The influence of a new hypolipidaemic agent, bezafibrate, on anticoagulant requirements and fibrinolysis was studied in 15 patients with hyperlipidaemia on long-term treatment with racemic phenprocoumon. Our results suggest a dose-dependent augmentation of the anticoagulant response to the coumarin drug. Treatment with bezafibrate at 450 and 600 mg daily required a reduction of the phenprocoumon dose by 18.5 and 33.5%, respectively. Correspondingly, the serum level of phenprocoumon decreased by 11.6 and 35.3%. No evidence for an altered drug elimination of racemic phenprocoumon could be found during treatment with bezafibrate. The results support the hypothesis that bezafibrate and analogous hypolipidaemic drugs enhance the response to oral anticoagulant drugs by increasing the affinity of the receptor site for coumarins or the rate of degradation of the vitamin-K-dependent clotting factors.
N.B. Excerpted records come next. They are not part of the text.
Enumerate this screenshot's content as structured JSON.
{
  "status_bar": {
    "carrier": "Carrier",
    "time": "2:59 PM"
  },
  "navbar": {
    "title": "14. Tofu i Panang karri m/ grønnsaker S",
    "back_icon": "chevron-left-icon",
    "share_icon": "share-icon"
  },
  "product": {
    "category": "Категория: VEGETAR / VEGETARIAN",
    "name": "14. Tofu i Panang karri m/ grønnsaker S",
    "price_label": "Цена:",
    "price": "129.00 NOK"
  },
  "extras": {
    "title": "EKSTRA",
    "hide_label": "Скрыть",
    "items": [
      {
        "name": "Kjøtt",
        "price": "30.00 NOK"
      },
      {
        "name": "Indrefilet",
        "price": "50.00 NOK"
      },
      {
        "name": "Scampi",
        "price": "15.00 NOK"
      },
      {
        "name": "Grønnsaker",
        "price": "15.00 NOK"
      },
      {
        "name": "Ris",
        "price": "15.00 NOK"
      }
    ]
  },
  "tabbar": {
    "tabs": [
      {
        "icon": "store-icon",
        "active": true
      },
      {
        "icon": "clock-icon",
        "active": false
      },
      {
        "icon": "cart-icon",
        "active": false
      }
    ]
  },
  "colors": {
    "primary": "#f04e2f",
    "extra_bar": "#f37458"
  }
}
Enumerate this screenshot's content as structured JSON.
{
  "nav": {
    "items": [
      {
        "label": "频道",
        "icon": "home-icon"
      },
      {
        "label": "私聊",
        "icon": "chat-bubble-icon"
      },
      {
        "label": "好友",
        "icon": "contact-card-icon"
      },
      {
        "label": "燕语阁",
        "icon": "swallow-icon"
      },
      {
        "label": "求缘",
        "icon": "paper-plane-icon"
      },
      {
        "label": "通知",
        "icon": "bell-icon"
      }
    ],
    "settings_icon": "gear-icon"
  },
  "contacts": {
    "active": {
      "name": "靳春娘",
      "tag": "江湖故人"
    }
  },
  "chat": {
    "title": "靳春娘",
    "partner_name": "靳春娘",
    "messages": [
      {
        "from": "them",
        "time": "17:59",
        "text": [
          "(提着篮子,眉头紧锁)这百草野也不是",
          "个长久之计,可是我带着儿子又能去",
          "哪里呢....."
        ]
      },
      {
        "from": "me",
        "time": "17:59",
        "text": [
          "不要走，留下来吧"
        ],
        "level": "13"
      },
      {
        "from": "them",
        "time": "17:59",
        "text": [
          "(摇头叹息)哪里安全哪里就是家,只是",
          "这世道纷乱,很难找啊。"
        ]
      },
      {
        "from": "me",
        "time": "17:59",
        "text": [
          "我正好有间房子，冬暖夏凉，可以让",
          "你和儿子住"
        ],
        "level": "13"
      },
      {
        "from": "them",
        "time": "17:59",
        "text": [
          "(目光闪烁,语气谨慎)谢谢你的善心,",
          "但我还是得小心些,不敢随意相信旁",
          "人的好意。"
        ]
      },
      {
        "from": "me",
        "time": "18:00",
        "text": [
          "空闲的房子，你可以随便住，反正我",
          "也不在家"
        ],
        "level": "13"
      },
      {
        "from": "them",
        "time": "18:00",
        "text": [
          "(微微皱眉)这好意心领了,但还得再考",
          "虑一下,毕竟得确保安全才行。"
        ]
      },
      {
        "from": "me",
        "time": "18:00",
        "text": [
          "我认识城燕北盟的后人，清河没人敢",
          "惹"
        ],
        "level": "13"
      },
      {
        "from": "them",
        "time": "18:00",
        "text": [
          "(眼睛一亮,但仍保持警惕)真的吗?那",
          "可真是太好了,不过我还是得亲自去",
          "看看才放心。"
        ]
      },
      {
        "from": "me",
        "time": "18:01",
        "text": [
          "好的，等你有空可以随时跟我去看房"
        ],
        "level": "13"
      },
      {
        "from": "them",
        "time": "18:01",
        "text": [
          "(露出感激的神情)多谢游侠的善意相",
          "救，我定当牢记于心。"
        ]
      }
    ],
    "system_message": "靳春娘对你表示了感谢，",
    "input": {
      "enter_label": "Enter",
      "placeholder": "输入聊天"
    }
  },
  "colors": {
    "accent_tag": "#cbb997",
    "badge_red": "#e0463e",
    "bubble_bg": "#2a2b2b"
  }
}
The investigation of the fibrinolytic enzyme system demonstrated an increase of the fibrinolytic activity by enhancing the activity of the plasminogen activator. The lysis time for euglobulin clot was reduced significantly, plasma fibrinogen only moderately. The antiplasmin activity could not be altered substantially by a decrease of alpha1-antitrypsin and a slight increase of alpha2-macroglobulin. In contrast with the inhibition of platelet function the effect of bezafibrate on the fibrinolytic enzyme system showed no dose dependence.